Donald Trump said a preliminary agreement to end the United States’ war with Iran has been signed by both sides as Israel vowed to keep its forces in Lebanon.
“The deal’s all signed,” Trump said on Monday after he arrived in France for a summit of the G7 group of wealthy nations, adding that his vice president JD Vance would attend a formal signing ceremony in Geneva on Friday.
The agreement would reopen the Strait of Hormuz and extend a ceasefire for 60 days, allowing negotiations on issues such as Iran’s nuclear programme and sanctions.
Nearly four months after the US and Israel launched strikes at Iran, Trump and Iranian officials had earlier said a memorandum of understanding had been agreed and the blocked Strait could open up as soon as Friday.
However, Israel’s withdrawal from Lebanon is not a condition of the deal being signed between Tehran and Washington, a senior White House official has said.
If Iran is unable to control Hezbollah and prevent it from launching attacks on northern Israel, the Israeli army will have the right to respond, the official said.

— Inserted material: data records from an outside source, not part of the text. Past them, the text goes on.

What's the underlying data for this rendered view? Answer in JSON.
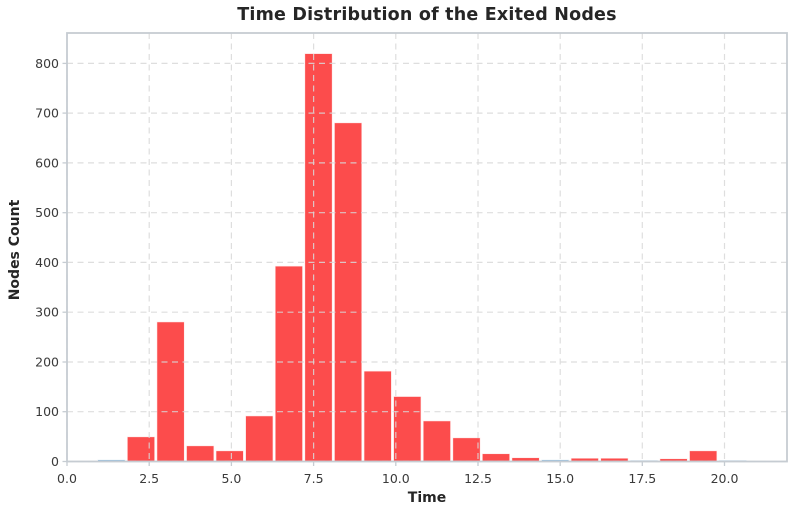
{
  "chart_data": {
    "type": "bar",
    "subtype": "histogram",
    "title": "Time Distribution of the Exited Nodes",
    "xlabel": "Time",
    "ylabel": "Nodes Count",
    "xlim": [
      0,
      21.9
    ],
    "ylim": [
      0,
      861
    ],
    "x_ticks": [
      0.0,
      2.5,
      5.0,
      7.5,
      10.0,
      12.5,
      15.0,
      17.5,
      20.0
    ],
    "y_ticks": [
      0,
      100,
      200,
      300,
      400,
      500,
      600,
      700,
      800
    ],
    "grid": true,
    "legend": "none",
    "bin_edges": [
      0.9,
      1.8,
      2.7,
      3.6,
      4.5,
      5.4,
      6.3,
      7.2,
      8.1,
      9.0,
      9.9,
      10.8,
      11.7,
      12.6,
      13.5,
      14.4,
      15.3,
      16.2,
      17.1,
      18.0,
      18.9,
      19.8,
      20.7,
      21.6
    ],
    "series": [
      {
        "name": "secondary-blue-histogram",
        "color": "#8ab8dc",
        "counts": [
          4,
          0,
          0,
          0,
          0,
          0,
          0,
          0,
          0,
          0,
          0,
          0,
          0,
          0,
          0,
          4,
          0,
          0,
          3,
          0,
          0,
          3,
          0
        ]
      },
      {
        "name": "exited-nodes-red-histogram",
        "color": "#fc4c4c",
        "counts": [
          0,
          50,
          281,
          32,
          22,
          92,
          393,
          820,
          681,
          182,
          131,
          82,
          48,
          16,
          8,
          0,
          7,
          7,
          0,
          6,
          22,
          0,
          0
        ]
      }
    ],
    "style": {
      "grid_color": "#d8d8d8",
      "spine_color": "#c6ccd2",
      "bar_edge_color": "#ffffff",
      "title_color": "#262626",
      "tick_label_color": "#3a3a3a",
      "background": "#ffffff"
    }
  }
}
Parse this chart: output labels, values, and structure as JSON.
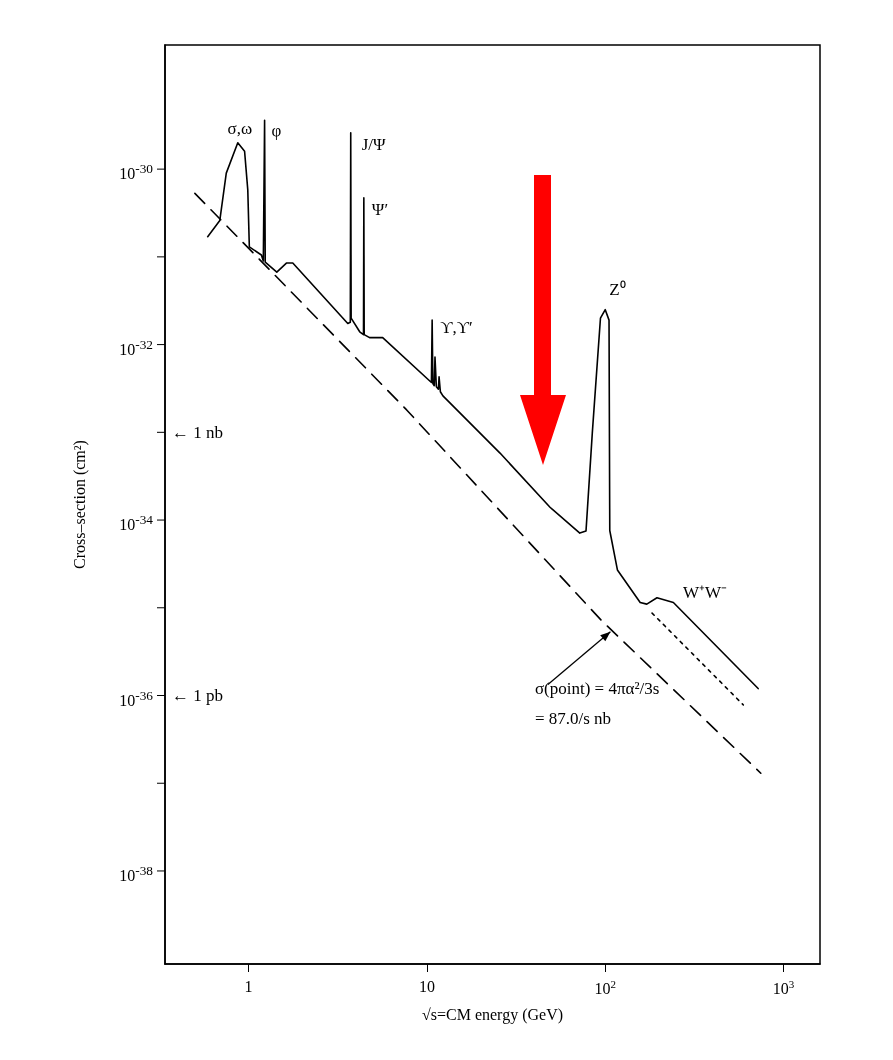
{
  "chart_data": {
    "type": "line",
    "xlabel": "√s=CM energy (GeV)",
    "ylabel": "Cross–section (cm²)",
    "log": "xy",
    "xlim": [
      0.34,
      1600
    ],
    "xticks": [
      1,
      10,
      {
        "value": 100,
        "label": "10$^{2}$"
      },
      {
        "value": 1000,
        "label": "10$^{3}$"
      }
    ],
    "ylim": [
      8.7e-40,
      2.6e-29
    ],
    "yticks": [
      {
        "value": 1e-30,
        "label": "10$^{-30}$"
      },
      {
        "value": 1e-31,
        "label": null
      },
      {
        "value": 1e-32,
        "label": "10$^{-32}$"
      },
      {
        "value": 1e-33,
        "label": null
      },
      {
        "value": 1e-34,
        "label": "10$^{-34}$"
      },
      {
        "value": 1e-35,
        "label": null
      },
      {
        "value": 1e-36,
        "label": "10$^{-36}$"
      },
      {
        "value": 1e-37,
        "label": null
      },
      {
        "value": 1e-38,
        "label": "10$^{-38}$"
      }
    ],
    "grid": false,
    "marker": "none",
    "series": [
      {
        "color": "#000000",
        "line_style": "solid",
        "x": [
          0.59,
          0.69,
          0.75,
          0.87,
          0.95,
          0.99,
          1.01,
          1.18,
          1.21,
          1.23,
          1.24,
          1.44,
          1.63,
          1.77,
          3.6,
          3.72,
          3.74,
          3.76,
          4.2,
          4.41,
          4.43,
          4.45,
          4.77,
          5.65,
          10.6,
          10.7,
          10.8,
          11.0,
          11.1,
          11.3,
          11.6,
          11.7,
          11.9,
          12.3,
          25.7,
          49,
          72,
          78,
          84.6,
          94,
          100,
          105,
          106,
          117,
          157,
          171,
          195,
          241,
          720
        ],
        "values": [
          1.7e-31,
          2.6e-31,
          9e-31,
          2e-30,
          1.6e-30,
          5.8e-31,
          1.3e-31,
          1.05e-31,
          9e-32,
          3.6e-30,
          8.7e-32,
          6.7e-32,
          8.5e-32,
          8.5e-32,
          1.74e-32,
          1.8e-32,
          2.6e-30,
          2e-32,
          1.4e-32,
          1.3e-32,
          4.7e-31,
          1.3e-32,
          1.2e-32,
          1.2e-32,
          3.7e-33,
          1.9e-32,
          3.6e-33,
          3.4e-33,
          7.2e-33,
          3.3e-33,
          3.1e-33,
          4.3e-33,
          2.9e-33,
          2.6e-33,
          5.8e-34,
          1.4e-34,
          7.1e-35,
          7.5e-35,
          9.8e-34,
          2e-32,
          2.5e-32,
          1.9e-32,
          7.6e-35,
          2.7e-35,
          1.15e-35,
          1.1e-35,
          1.3e-35,
          1.15e-35,
          1.2e-36
        ]
      },
      {
        "color": "#000000",
        "line_style": "dashed",
        "x": [
          0.5,
          7.7,
          95,
          745
        ],
        "values": [
          5.3e-31,
          1.8e-33,
          7.2e-36,
          1.3e-37
        ]
      },
      {
        "color": "#000000",
        "line_style": "dotted",
        "x": [
          183,
          595
        ],
        "values": [
          8.7e-36,
          7.8e-37
        ]
      }
    ],
    "annotations": [
      {
        "text": "σ,ω",
        "x": 0.87,
        "y": 2e-30
      },
      {
        "text": "φ",
        "x": 1.23,
        "y": 3.6e-30
      },
      {
        "text": "J/Ψ",
        "x": 3.74,
        "y": 2.6e-30
      },
      {
        "text": "Ψ′",
        "x": 4.43,
        "y": 4.7e-31
      },
      {
        "text": "ϒ,ϒ′",
        "x": 10.7,
        "y": 1.9e-32
      },
      {
        "text": "Z⁰",
        "x": 100,
        "y": 2.5e-32
      },
      {
        "text": "W⁺W⁻",
        "x": 195,
        "y": 1.3e-35
      },
      "← 1 nb",
      "← 1 pb",
      {
        "text": "σ(point) = 4πα²/3s\n= 87.0/s nb",
        "x": 109,
        "y": 5.5e-36
      }
    ]
  }
}
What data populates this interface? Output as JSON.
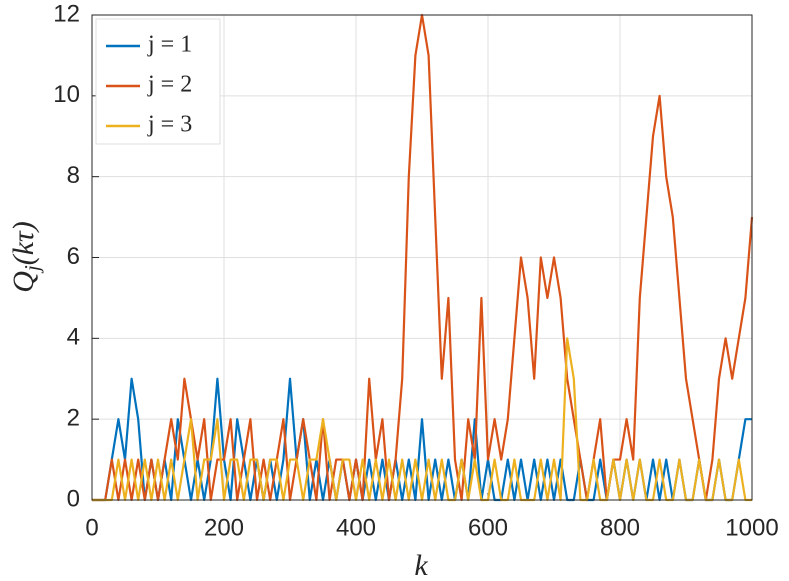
{
  "chart_data": {
    "type": "line",
    "xlabel": "k",
    "ylabel": {
      "base": "Q",
      "sub": "j",
      "rest": "(kτ)"
    },
    "x": [
      0,
      10,
      20,
      30,
      40,
      50,
      60,
      70,
      80,
      90,
      100,
      110,
      120,
      130,
      140,
      150,
      160,
      170,
      180,
      190,
      200,
      210,
      220,
      230,
      240,
      250,
      260,
      270,
      280,
      290,
      300,
      310,
      320,
      330,
      340,
      350,
      360,
      370,
      380,
      390,
      400,
      410,
      420,
      430,
      440,
      450,
      460,
      470,
      480,
      490,
      500,
      510,
      520,
      530,
      540,
      550,
      560,
      570,
      580,
      590,
      600,
      610,
      620,
      630,
      640,
      650,
      660,
      670,
      680,
      690,
      700,
      710,
      720,
      730,
      740,
      750,
      760,
      770,
      780,
      790,
      800,
      810,
      820,
      830,
      840,
      850,
      860,
      870,
      880,
      890,
      900,
      910,
      920,
      930,
      940,
      950,
      960,
      970,
      980,
      990,
      1000
    ],
    "series": [
      {
        "name": "j = 1",
        "color": "#0072BD",
        "values": [
          0,
          0,
          0,
          1,
          2,
          1,
          3,
          2,
          0,
          1,
          0,
          1,
          0,
          2,
          1,
          0,
          1,
          0,
          1,
          3,
          1,
          0,
          2,
          1,
          0,
          1,
          0,
          1,
          0,
          1,
          3,
          1,
          2,
          0,
          1,
          0,
          1,
          0,
          1,
          0,
          1,
          0,
          1,
          0,
          1,
          0,
          1,
          0,
          1,
          0,
          2,
          0,
          1,
          0,
          1,
          0,
          1,
          0,
          2,
          0,
          1,
          0,
          0,
          1,
          0,
          1,
          0,
          1,
          0,
          1,
          0,
          1,
          0,
          0,
          1,
          0,
          0,
          1,
          0,
          1,
          0,
          1,
          0,
          1,
          0,
          1,
          0,
          1,
          0,
          1,
          0,
          0,
          1,
          0,
          0,
          1,
          0,
          0,
          1,
          2,
          2
        ]
      },
      {
        "name": "j = 2",
        "color": "#D95319",
        "values": [
          0,
          0,
          0,
          1,
          0,
          1,
          0,
          1,
          0,
          1,
          0,
          1,
          2,
          1,
          3,
          2,
          1,
          2,
          0,
          1,
          1,
          2,
          0,
          1,
          2,
          0,
          1,
          0,
          1,
          2,
          0,
          1,
          2,
          1,
          0,
          2,
          0,
          1,
          1,
          0,
          1,
          0,
          3,
          1,
          2,
          0,
          1,
          3,
          8,
          11,
          12,
          11,
          7,
          3,
          5,
          1,
          0,
          2,
          1,
          5,
          1,
          2,
          1,
          2,
          4,
          6,
          5,
          3,
          6,
          5,
          6,
          5,
          3,
          2,
          1,
          0,
          1,
          2,
          0,
          1,
          1,
          2,
          1,
          5,
          7,
          9,
          10,
          8,
          7,
          5,
          3,
          2,
          1,
          0,
          1,
          3,
          4,
          3,
          4,
          5,
          7
        ]
      },
      {
        "name": "j = 3",
        "color": "#EDB120",
        "values": [
          0,
          0,
          0,
          0,
          1,
          0,
          1,
          0,
          1,
          0,
          1,
          0,
          1,
          0,
          1,
          2,
          0,
          1,
          1,
          2,
          0,
          1,
          1,
          0,
          1,
          1,
          0,
          1,
          1,
          0,
          1,
          1,
          0,
          1,
          1,
          2,
          1,
          0,
          1,
          1,
          0,
          1,
          0,
          1,
          0,
          1,
          0,
          1,
          0,
          1,
          0,
          1,
          0,
          1,
          0,
          0,
          1,
          0,
          1,
          0,
          0,
          1,
          0,
          0,
          1,
          0,
          0,
          0,
          1,
          0,
          1,
          0,
          4,
          3,
          0,
          0,
          1,
          0,
          0,
          1,
          0,
          1,
          0,
          1,
          0,
          0,
          1,
          0,
          0,
          1,
          0,
          0,
          1,
          0,
          0,
          1,
          0,
          0,
          1,
          0,
          0
        ]
      }
    ],
    "xlim": [
      0,
      1000
    ],
    "xticks": [
      0,
      200,
      400,
      600,
      800,
      1000
    ],
    "ylim": [
      0,
      12
    ],
    "yticks": [
      0,
      2,
      4,
      6,
      8,
      10,
      12
    ],
    "grid": true,
    "legend": "upper left"
  }
}
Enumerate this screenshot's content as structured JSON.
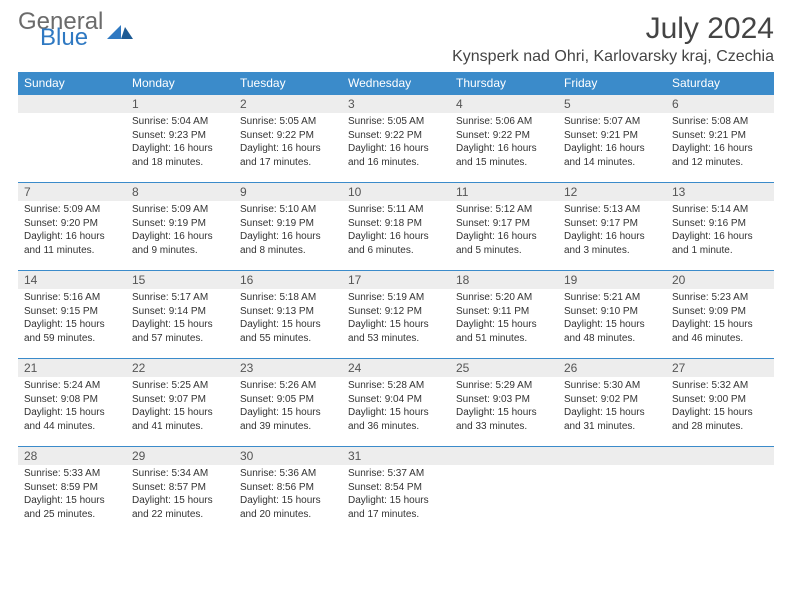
{
  "brand": {
    "general": "General",
    "blue": "Blue"
  },
  "title": "July 2024",
  "location": "Kynsperk nad Ohri, Karlovarsky kraj, Czechia",
  "colors": {
    "header_bg": "#3b8bca",
    "header_text": "#ffffff",
    "border": "#3b8bca",
    "daynum_bg": "#ededed",
    "logo_gray": "#6b6b6b",
    "logo_blue": "#2f79c2",
    "text": "#333333",
    "background": "#ffffff"
  },
  "weekdays": [
    "Sunday",
    "Monday",
    "Tuesday",
    "Wednesday",
    "Thursday",
    "Friday",
    "Saturday"
  ],
  "weeks": [
    [
      {
        "day": "",
        "lines": []
      },
      {
        "day": "1",
        "lines": [
          "Sunrise: 5:04 AM",
          "Sunset: 9:23 PM",
          "Daylight: 16 hours",
          "and 18 minutes."
        ]
      },
      {
        "day": "2",
        "lines": [
          "Sunrise: 5:05 AM",
          "Sunset: 9:22 PM",
          "Daylight: 16 hours",
          "and 17 minutes."
        ]
      },
      {
        "day": "3",
        "lines": [
          "Sunrise: 5:05 AM",
          "Sunset: 9:22 PM",
          "Daylight: 16 hours",
          "and 16 minutes."
        ]
      },
      {
        "day": "4",
        "lines": [
          "Sunrise: 5:06 AM",
          "Sunset: 9:22 PM",
          "Daylight: 16 hours",
          "and 15 minutes."
        ]
      },
      {
        "day": "5",
        "lines": [
          "Sunrise: 5:07 AM",
          "Sunset: 9:21 PM",
          "Daylight: 16 hours",
          "and 14 minutes."
        ]
      },
      {
        "day": "6",
        "lines": [
          "Sunrise: 5:08 AM",
          "Sunset: 9:21 PM",
          "Daylight: 16 hours",
          "and 12 minutes."
        ]
      }
    ],
    [
      {
        "day": "7",
        "lines": [
          "Sunrise: 5:09 AM",
          "Sunset: 9:20 PM",
          "Daylight: 16 hours",
          "and 11 minutes."
        ]
      },
      {
        "day": "8",
        "lines": [
          "Sunrise: 5:09 AM",
          "Sunset: 9:19 PM",
          "Daylight: 16 hours",
          "and 9 minutes."
        ]
      },
      {
        "day": "9",
        "lines": [
          "Sunrise: 5:10 AM",
          "Sunset: 9:19 PM",
          "Daylight: 16 hours",
          "and 8 minutes."
        ]
      },
      {
        "day": "10",
        "lines": [
          "Sunrise: 5:11 AM",
          "Sunset: 9:18 PM",
          "Daylight: 16 hours",
          "and 6 minutes."
        ]
      },
      {
        "day": "11",
        "lines": [
          "Sunrise: 5:12 AM",
          "Sunset: 9:17 PM",
          "Daylight: 16 hours",
          "and 5 minutes."
        ]
      },
      {
        "day": "12",
        "lines": [
          "Sunrise: 5:13 AM",
          "Sunset: 9:17 PM",
          "Daylight: 16 hours",
          "and 3 minutes."
        ]
      },
      {
        "day": "13",
        "lines": [
          "Sunrise: 5:14 AM",
          "Sunset: 9:16 PM",
          "Daylight: 16 hours",
          "and 1 minute."
        ]
      }
    ],
    [
      {
        "day": "14",
        "lines": [
          "Sunrise: 5:16 AM",
          "Sunset: 9:15 PM",
          "Daylight: 15 hours",
          "and 59 minutes."
        ]
      },
      {
        "day": "15",
        "lines": [
          "Sunrise: 5:17 AM",
          "Sunset: 9:14 PM",
          "Daylight: 15 hours",
          "and 57 minutes."
        ]
      },
      {
        "day": "16",
        "lines": [
          "Sunrise: 5:18 AM",
          "Sunset: 9:13 PM",
          "Daylight: 15 hours",
          "and 55 minutes."
        ]
      },
      {
        "day": "17",
        "lines": [
          "Sunrise: 5:19 AM",
          "Sunset: 9:12 PM",
          "Daylight: 15 hours",
          "and 53 minutes."
        ]
      },
      {
        "day": "18",
        "lines": [
          "Sunrise: 5:20 AM",
          "Sunset: 9:11 PM",
          "Daylight: 15 hours",
          "and 51 minutes."
        ]
      },
      {
        "day": "19",
        "lines": [
          "Sunrise: 5:21 AM",
          "Sunset: 9:10 PM",
          "Daylight: 15 hours",
          "and 48 minutes."
        ]
      },
      {
        "day": "20",
        "lines": [
          "Sunrise: 5:23 AM",
          "Sunset: 9:09 PM",
          "Daylight: 15 hours",
          "and 46 minutes."
        ]
      }
    ],
    [
      {
        "day": "21",
        "lines": [
          "Sunrise: 5:24 AM",
          "Sunset: 9:08 PM",
          "Daylight: 15 hours",
          "and 44 minutes."
        ]
      },
      {
        "day": "22",
        "lines": [
          "Sunrise: 5:25 AM",
          "Sunset: 9:07 PM",
          "Daylight: 15 hours",
          "and 41 minutes."
        ]
      },
      {
        "day": "23",
        "lines": [
          "Sunrise: 5:26 AM",
          "Sunset: 9:05 PM",
          "Daylight: 15 hours",
          "and 39 minutes."
        ]
      },
      {
        "day": "24",
        "lines": [
          "Sunrise: 5:28 AM",
          "Sunset: 9:04 PM",
          "Daylight: 15 hours",
          "and 36 minutes."
        ]
      },
      {
        "day": "25",
        "lines": [
          "Sunrise: 5:29 AM",
          "Sunset: 9:03 PM",
          "Daylight: 15 hours",
          "and 33 minutes."
        ]
      },
      {
        "day": "26",
        "lines": [
          "Sunrise: 5:30 AM",
          "Sunset: 9:02 PM",
          "Daylight: 15 hours",
          "and 31 minutes."
        ]
      },
      {
        "day": "27",
        "lines": [
          "Sunrise: 5:32 AM",
          "Sunset: 9:00 PM",
          "Daylight: 15 hours",
          "and 28 minutes."
        ]
      }
    ],
    [
      {
        "day": "28",
        "lines": [
          "Sunrise: 5:33 AM",
          "Sunset: 8:59 PM",
          "Daylight: 15 hours",
          "and 25 minutes."
        ]
      },
      {
        "day": "29",
        "lines": [
          "Sunrise: 5:34 AM",
          "Sunset: 8:57 PM",
          "Daylight: 15 hours",
          "and 22 minutes."
        ]
      },
      {
        "day": "30",
        "lines": [
          "Sunrise: 5:36 AM",
          "Sunset: 8:56 PM",
          "Daylight: 15 hours",
          "and 20 minutes."
        ]
      },
      {
        "day": "31",
        "lines": [
          "Sunrise: 5:37 AM",
          "Sunset: 8:54 PM",
          "Daylight: 15 hours",
          "and 17 minutes."
        ]
      },
      {
        "day": "",
        "lines": []
      },
      {
        "day": "",
        "lines": []
      },
      {
        "day": "",
        "lines": []
      }
    ]
  ]
}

Iran’s foreign ministry spokesperson Esmaeil Baghaei previously insisted that Lebanon remained “an integral part of the agreement to end the war with the US”, adding that the agreed draft agreement called for an end to the war on all fronts.
But Israeli prime minister Benjamin Netanyahu, whose country was not part of the US-Iranian agreement, said that Israel would keep its forces in southern Lebanon and would retain the right to respond to Hezbollah attacks.
“Iran wanted us to withdraw from it, but I stood firm,” he said at a news conference on Monday, where he acknowledged that he and Trump have had their differences over the conflict.
Netanyahu said he and Trump “don’t always see eye-to-eye” after the US president had earlier described his Israeli counterpart as a “very difficult guy” who should be “very thankful”.
Israeli defence minister Israel Katz had earlier said its military would remain in Lebanon “without any time limit”, putting it on a collision course with the US ahead of its sensitive talks with Iran.
And Israel’s hawkish national security minister Itamar Ben-Gvir insisted on Monday that his country “must not compromise on anything less than the dismantling of Hezbollah” or withdraw from captured territory.
One senior Israeli official told Reuters on condition of anonymity that the agreement was “terrible for Israel”, an assessment they indicated was shared throughout the government from Netanyahu down.
Iran and the US, without Israel, declared an immediate end to all military operations and said they were committed to reopening the Strait of Hormuz.
As Trump travelled to France on Monday for the G7 summit, in part to discuss the terms of the Iran deal, he claimed that commercial vessels carrying oil were already starting to transit the waterway.
“Ships are starting to move, many loaded up with Oil, out of the Strait of Hormuz. They are going along the Southern ‘Highway,’ which is totally safe, secure, and pristine,” he wrote in a Truth Social post.
The backlog of some 500 ships still stranded in the Gulf will still likely take weeks to clear, further complicated by a mission to find and remove any Iranian mines in and around the Strait.
French president Emmanuel Macron said that France and Britain were ready to lead a mission in the Strait, with support from the Netherlands and Italy.
A Lebanese security source told state media on Monday afternoon that an Israeli drone strike on a car in south Lebanon had killed the vehicle’s driver in what would mark the first deadly Israeli attack since the announcement of the US-Iran agreement.
Hezbollah welcomed the MOU and claimed it had not carried out any operations since Sunday. But it warned Israel they would not accept any attacks violating Lebanon’s sovereignty or targeting its people.
The Swiss foreign ministry told The Independent that they were “currently in close contact with the US, Iran, Pakistan and Qatar to facilitate the signing of this Memorandum of Understanding in Switzerland at the end of the week”.
Once the agreement is signed, thorny issues like Iran’s nuclear programme and sanctions relief will be negotiated over a 60 day period. Those issues had been in focus during talks in February, before the US and Israel attacked Iran.